The workday was drawing to a close on a Monday. I looked out the window and saw the trees on Álfhóll bathing in the sunlight. The leaves swayed gently in the mild southeasterly breeze, and the children playing on the hill were clearly warm. An uncontrollable urge flared up within me to rush off for some fishing at Lake Þingvallavatn. I called a friend of mine who was up for the challenge, and an hour later, we were on our way.
This time, Vatnsvík tempted us, as we had heard there were decent fishing spots there. For some reason, neither of us had ever fished in the bay despite many trips to the lake. However, it turned out that Vatnsvík will have to wait for us a while longer, as we chickened out of fishing there. Both of us were carrying light gear, and the southeasterly wind—which was much stronger at Þingvellir than in town—deterred us. Instead, we walked down to the water midway between Hlíðarkrókur and Arnarfell.

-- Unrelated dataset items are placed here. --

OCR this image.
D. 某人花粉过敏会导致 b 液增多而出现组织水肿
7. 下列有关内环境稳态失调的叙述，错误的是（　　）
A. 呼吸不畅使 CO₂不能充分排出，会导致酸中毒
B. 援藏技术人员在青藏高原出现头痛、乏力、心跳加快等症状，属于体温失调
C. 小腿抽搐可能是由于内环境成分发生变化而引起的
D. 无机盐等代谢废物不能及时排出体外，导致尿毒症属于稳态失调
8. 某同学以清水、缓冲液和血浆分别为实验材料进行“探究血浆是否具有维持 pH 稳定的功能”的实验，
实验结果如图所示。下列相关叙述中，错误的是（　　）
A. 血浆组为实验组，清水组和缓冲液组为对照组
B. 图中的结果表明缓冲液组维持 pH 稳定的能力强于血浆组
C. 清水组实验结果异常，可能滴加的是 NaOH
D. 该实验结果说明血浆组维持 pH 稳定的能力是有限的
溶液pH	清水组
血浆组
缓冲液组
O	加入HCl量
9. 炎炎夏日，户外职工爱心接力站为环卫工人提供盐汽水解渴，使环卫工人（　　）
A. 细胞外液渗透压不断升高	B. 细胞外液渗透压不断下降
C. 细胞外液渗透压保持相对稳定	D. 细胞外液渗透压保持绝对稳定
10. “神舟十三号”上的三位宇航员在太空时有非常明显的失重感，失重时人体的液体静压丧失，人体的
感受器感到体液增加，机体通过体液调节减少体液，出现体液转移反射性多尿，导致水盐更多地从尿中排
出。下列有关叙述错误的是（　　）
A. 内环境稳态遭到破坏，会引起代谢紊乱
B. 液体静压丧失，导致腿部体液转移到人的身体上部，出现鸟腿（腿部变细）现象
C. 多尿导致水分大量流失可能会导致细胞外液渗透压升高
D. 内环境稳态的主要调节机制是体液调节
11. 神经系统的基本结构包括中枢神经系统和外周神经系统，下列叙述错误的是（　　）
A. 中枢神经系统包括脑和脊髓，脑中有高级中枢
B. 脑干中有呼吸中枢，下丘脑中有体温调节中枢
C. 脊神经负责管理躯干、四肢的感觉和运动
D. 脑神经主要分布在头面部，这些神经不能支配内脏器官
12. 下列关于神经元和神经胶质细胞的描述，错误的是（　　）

The first flies settled on the water around seven o’clock. My companion opted for the ‘Krókurinn’ fly, while I chose a Pheasant Tail. I noticed my fishing partner was fishing in shallower water than I was, as he repeatedly snagged the bottom. After a few casts, however, it wasn’t the bottom tugging at his rod, but a handsome snail-eating Arctic char. He managed to land it, and subsequently landed three more char. Meanwhile, I frantically swapped flies and lost quite a few of them. I only managed to hook a single ‘murta’ (small char), but that’s just how it goes sometimes.
When we headed home half an hour before midnight, an absolute ‘cream-calm’ (rjómablíða) had settled in, with the temperature at ten degrees.